Sifting Through the Sands of Time
from the Courier Archives
140 Years Ago August 2 21, 1869
Beware of Circular Saws
while in Motion
On Monday last Mr. Merritt Miller, of Katonah, had one of his thumbs very badly cut, at the Plaining Mill and Machine Shop of Chadeayne and Lyon, by bringing it in contact with the circular saw while in motion. On Tuesday the machinist and engineer, Humphrey Mead, had a
thumb severed from the hand in the same shop.
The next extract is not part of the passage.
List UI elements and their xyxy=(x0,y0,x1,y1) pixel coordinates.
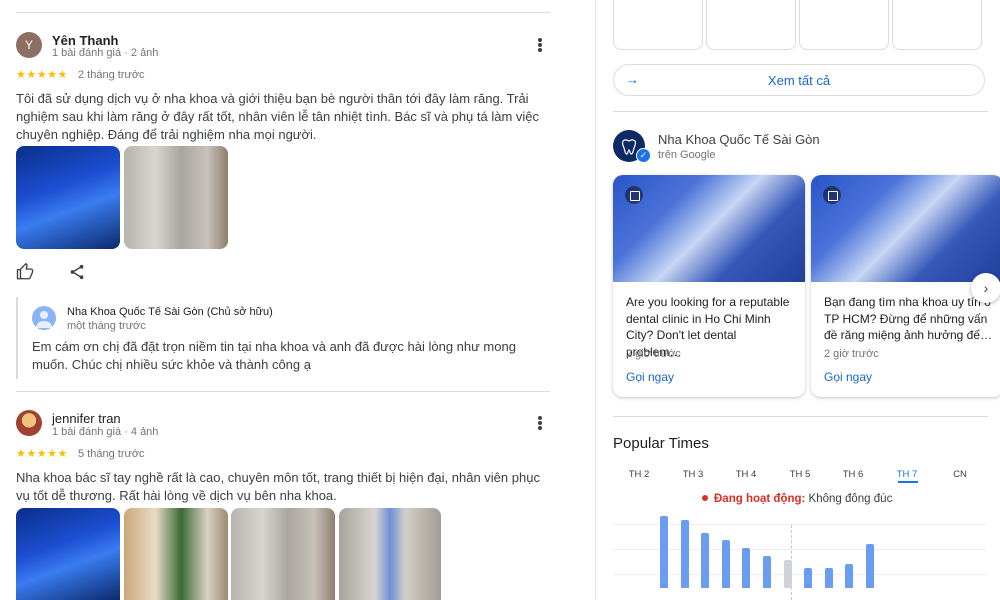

90 Years Ago 2 August 22, 1919
Don’t Kill Snakes
There are few farmers hereabouts who look upon snakes as friends and object to having them killed. Now the United States Department of Agriculture experts are asking the people to refrain from killing harmless snakes… In New York City a Reptile Study Society has been organized for the same purpose of being kind to mankind’s legendary worst enemy…The reason is that the snakes eat various and sundry enemies of man, or rather, enemies of his food supply. They feed on insects, slugs, snails, as well as rats, mice and such.
“Kill a snake”—this is one of the aphorisms of the Reptile Study Society and is supported by the Government—“and you destroy 100 pounds of wheat, because the number of rats and mice that would eat that much wheat in a year are just the number one snake would itself eat.”
80 Years Ago 2 August 23, 1929
Worcestor Annoyed by
Exuberence of Youth
One has but to delve into biography to discover that even the great were beset with human frailties just like less famous mortals. The daughter of the poet Longfellow, in her memoirs, tells how the children kept the community on edge. Longfellow’s neighbors did not invariably share his indulgence toward his children.
The lexicographer, Worcester, was a next door neighbor in Cambridge. A little pond, where the children skated, lay between the two places. The boys, of course, were noisy, which was not minded at home. But dictionary making is not like poetry and the dignified Worcester, disturbed, frequently came down and chased the children off his end of the pond, ordering them, in words not to be found in his dictionary, to keep their racket at home.